To validate the simulations, I developed a quarter-car test bench for the electric wheel suspension system, incorporating an MR damper, an out-runner BLDC motor, and sensors for acceleration measurement. The experimental setup used a Speedgoat real-time target machine for control implementation. Harmonic excitations at frequencies of 5 Hz, 7 Hz, and 10 Hz were applied, and the H∞ controller consistently reduced the RMS of body acceleration by 15.43% to 24.49% compared to passive suspension, confirming the practical efficacy of the approach for China EV applications.
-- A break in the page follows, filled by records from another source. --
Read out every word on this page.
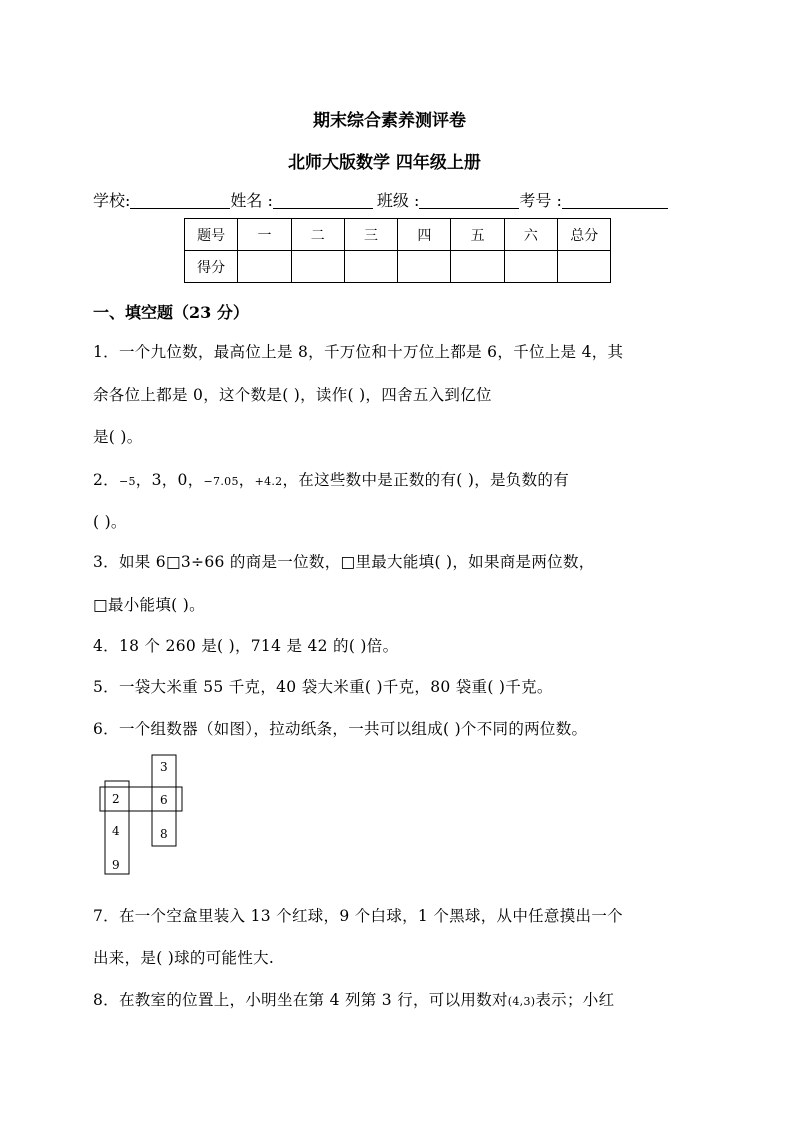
期末综合素养测评卷
北师大版数学 四年级上册
学校:	姓名 :	班级 :	考号 :
题号	一	二	三	四	五	六	总分
得分							
一、填空题（23 分）
1．一个九位数，最高位上是 8，千万位和十万位上都是 6，千位上是 4，其
余各位上都是 0，这个数是( )，读作( )，四舍五入到亿位
是( )。
2．−5，3，0，−7.05，+4.2，在这些数中是正数的有( )，是负数的有
( )。
3．如果 6□3÷66 的商是一位数，□里最大能填( )，如果商是两位数，
□最小能填( )。
4．18 个 260 是( )，714 是 42 的( )倍。
5．一袋大米重 55 千克，40 袋大米重( )千克，80 袋重( )千克。
6．一个组数器（如图），拉动纸条，一共可以组成( )个不同的两位数。
2
4
9
3
6
8
7．在一个空盒里装入 13 个红球，9 个白球，1 个黑球，从中任意摸出一个
出来，是( )球的可能性大.
8．在教室的位置上，小明坐在第 4 列第 3 行，可以用数对(4,3)表示；小红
In conclusion, this study presents a comprehensive framework for modeling and controlling MR semi-active suspensions in electric cars. The modified hyperbolic tangent model accurately captures MR damper dynamics, while the H∞ robust controller effectively handles parameter uncertainties and external disturbances. Simulations and experiments under diverse conditions validate the superiority of this approach in improving ride comfort and stability. Future work could explore integration with full-vehicle models and adaptive control strategies to further enhance performance in the rapidly evolving electric car industry, particularly for China EV markets where innovation in suspension systems is critical.